A non‑parametric model that recursively partitions the feature space into axis‑aligned regions and fits a constant prediction in each region.
What two stopping criteria are most common when growing a tree?
Minimum number of observations in a node and maximum tree depth (or minimum impurity decrease).
Why are decision trees considered high‑variance models?
Small changes in the data can drastically alter top‑level splits, and those errors propagate down the tree.
Bagging: list the three core steps.
1) Draw B bootstrap samples, 2) train one full tree per sample, 3) average (regression) or vote (classification) predictions.
What is the expected % of unique observations left out of any bootstrap sample (≃OOB set)?
About 37 % (since P(not selected) ≈ e^{‑1}).
State the main purpose of Out‑of‑Bag (OOB) error.
Provides an internal, cross‑validation–like estimate of test error without a separate validation set.
Random Forest: key extra randomisation beyond bagging?
At each split, consider only a random subset of features to choose the best split.
Effect of reducing the mtry (feature subset size) in Random Forest?
Lower correlation between trees → greater variance reduction but slightly higher bias.
Why does boosting fit each new tree to residuals/gradients?
To correct the mistakes of the current ensemble, moving predictions in the direction of steepest loss decrease.
Give the additive model form produced by gradient boosting.
ŷ(x)=∑_{m=1}^M α_m f_m(x), where each f_m is a weak tree and α_m a shrinkage weight.
What is the role of the ‘learning rate’ (shrinkage) in boosting?
Scales each tree’s contribution; smaller rates require more trees but improve generalisation by reducing over‑fitting.
Contrast AdaBoost vs XGBoost in one sentence.
AdaBoost re‑weights observations to minimise exponential loss, whereas XGBoost fits trees to first/second‑order gradients of a chosen loss with regularisation and subsampling.
True or False: XGBoost always uses depth‑1 stumps as weak learners.
False – it typically uses depth‑3–8 trees; depth is tuneable.

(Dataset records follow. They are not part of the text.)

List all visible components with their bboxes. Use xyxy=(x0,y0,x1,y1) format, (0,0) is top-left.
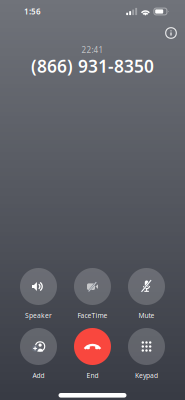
staticText: Mute xyxy=(138,311,154,320)
staticText: Speaker xyxy=(25,311,52,320)
staticText: Add xyxy=(32,371,44,380)
button[interactable]: Mute xyxy=(120,268,174,321)
staticText: Keypad xyxy=(135,371,158,380)
staticText: 1:56 xyxy=(24,6,41,17)
button[interactable]: Speaker xyxy=(12,268,66,321)
button[interactable]: End xyxy=(66,328,120,381)
button[interactable]: FaceTime xyxy=(66,268,120,321)
staticText: End xyxy=(86,371,98,380)
button[interactable]: Add xyxy=(12,328,66,381)
button[interactable]: Call details xyxy=(159,21,183,45)
staticText: 22:41 xyxy=(82,45,104,55)
staticText: FaceTime xyxy=(78,311,108,320)
staticText: (866) 931-8350 xyxy=(31,54,154,78)
button[interactable]: Keypad xyxy=(120,328,174,381)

List two advantages of Random Forests over a single deep tree.
Lower variance and built‑in OOB error estimate (also handles many features robustly).
When would you prefer boosting over Random Forests?
When the dataset is small-to‑medium, complex patterns exist, and you can afford careful hyper‑parameter tuning for maximal accuracy.
What global explainability tool is built into Random Forests?
Feature‑importance scores based on total impurity reduction.
What does TreeSHAP guarantee about the sum of feature contributions for an instance?
They add up exactly to the difference between the instance’s prediction and the model’s overall expected prediction (local additivity).
Give one disadvantage of AdaBoost on noisy datasets.
The exponential loss heavily up‑weights mislabeled/noisy observations, leading to overfitting.
Name two hyper‑parameters that regularise XGBoost.
Learning rate (η) and L1/L2 penalties on leaf weights (λ_L1, λ_L2).
Quick rule: how many features (mtry) are considered per split for classification RF by default?
⌈√p⌉ where p is the total number of features.